Research suggests experiencing awe can make us happier and healthier.
But how can we find awe in our everyday lives?
Iraq War veteran and outdoors educator Stacy Bare tried these steps.
When you’re outside, look around for nature and look around for beautiful moments.
Take the time to stop and take a photo.
And if you can write about it what you’re thinking about in that moment or why, that’s beautiful.
I wrote that, “I never would have done this hike, pre-kid. It was the longest, most grueling 0.8 miles ever. But the reward was sweet. Wilder felt on top of the world and surprised she could hike this far and this high.”
My wife and I never would’ve been like, let’s go do the 0.8 mile trail. You know, where I was like, you want to do 5 miles or 20 miles or what are we going to do? And that’s how we used to be. And now here we are like 0.8 miles, can we do it?
We were lucky we made it all the way to this amazing waterfall. MacKenzie and I thought that waterfall was so cool. And Wilder found this really cool leaf right there. And she looked at the waterfall for all of two seconds and then wanted us all to spend a few minutes staring at this crazy leaf.
And that’s a constant reminder, I think living with a toddler, that the destination is the journey.
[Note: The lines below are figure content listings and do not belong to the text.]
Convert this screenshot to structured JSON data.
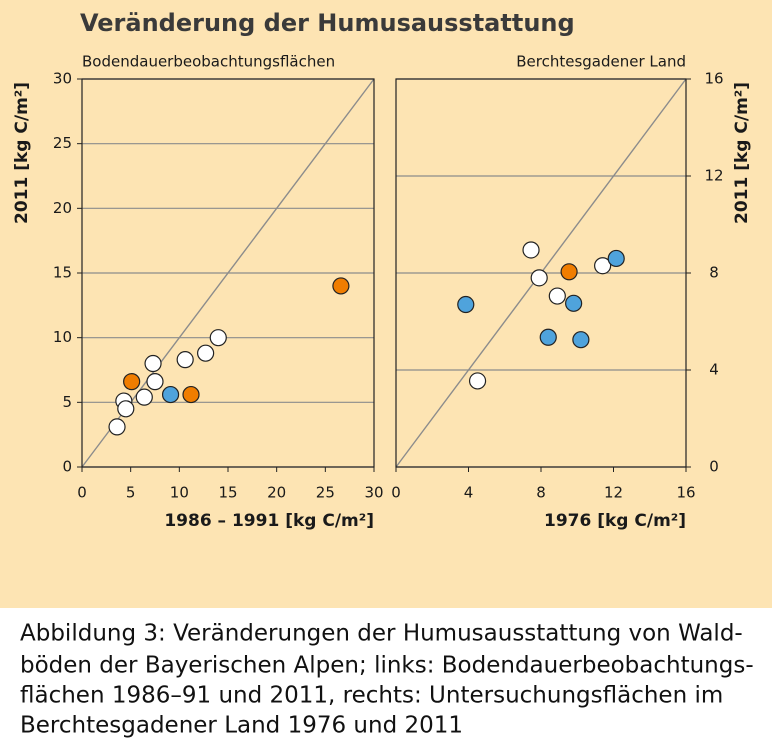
{
  "title": "Veränderung der Humusausstattung",
  "caption": [
    "Abbildung 3: Veränderungen der Humusausstattung von Wald-",
    "böden der Bayerischen Alpen; links: Bodendauerbeobachtungs-",
    "flächen 1986–91 und 2011, rechts: Untersuchungsflächen im",
    "Berchtesgadener Land 1976 und 2011"
  ],
  "chart_data": [
    {
      "type": "scatter",
      "title": "Bodendauerbeobachtungsflächen",
      "xlabel": "1986 – 1991 [kg C/m²]",
      "ylabel": "2011 [kg C/m²]",
      "xlim": [
        0,
        30
      ],
      "ylim": [
        0,
        30
      ],
      "xticks": [
        0,
        5,
        10,
        15,
        20,
        25,
        30
      ],
      "yticks": [
        0,
        5,
        10,
        15,
        20,
        25,
        30
      ],
      "grid": true,
      "identity_line": true,
      "y_axis_side": "left",
      "series": [
        {
          "color": "#ffffff",
          "x": [
            3.6,
            4.3,
            4.5,
            6.4,
            7.3,
            7.5,
            10.6,
            12.7,
            14.0
          ],
          "values": [
            3.1,
            5.1,
            4.5,
            5.4,
            8.0,
            6.6,
            8.3,
            8.8,
            10.0
          ]
        },
        {
          "color": "#f07d00",
          "x": [
            5.1,
            11.2,
            26.6
          ],
          "values": [
            6.6,
            5.6,
            14.0
          ]
        },
        {
          "color": "#4fa3dc",
          "x": [
            9.1
          ],
          "values": [
            5.6
          ]
        }
      ]
    },
    {
      "type": "scatter",
      "title": "Berchtesgadener Land",
      "xlabel": "1976 [kg C/m²]",
      "ylabel": "2011 [kg C/m²]",
      "xlim": [
        0,
        16
      ],
      "ylim": [
        0,
        16
      ],
      "xticks": [
        0,
        4,
        8,
        12,
        16
      ],
      "yticks": [
        0,
        4,
        8,
        12,
        16
      ],
      "grid": true,
      "identity_line": true,
      "y_axis_side": "right",
      "series": [
        {
          "color": "#ffffff",
          "x": [
            7.45,
            7.9,
            8.9,
            11.4,
            4.5
          ],
          "values": [
            8.95,
            7.8,
            7.05,
            8.3,
            3.55
          ]
        },
        {
          "color": "#f07d00",
          "x": [
            9.55
          ],
          "values": [
            8.05
          ]
        },
        {
          "color": "#4fa3dc",
          "x": [
            3.85,
            9.8,
            8.4,
            10.2,
            12.15
          ],
          "values": [
            6.7,
            6.75,
            5.35,
            5.25,
            8.6
          ]
        }
      ]
    }
  ]
}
A reminder that you don’t have to do these big, huge adventures to find nature and to find awe and to find healing.
What this really did was force me to recognize how beautiful the world is everywhere we go, even if it’s just driving down a four-lane road in the middle of Los Angeles, right.
Like find the beauty, see the beauty.
It strips us away to our basic humanity.
And that’s what’s driven a lot of my work is wanting people to feel human and how good that can be.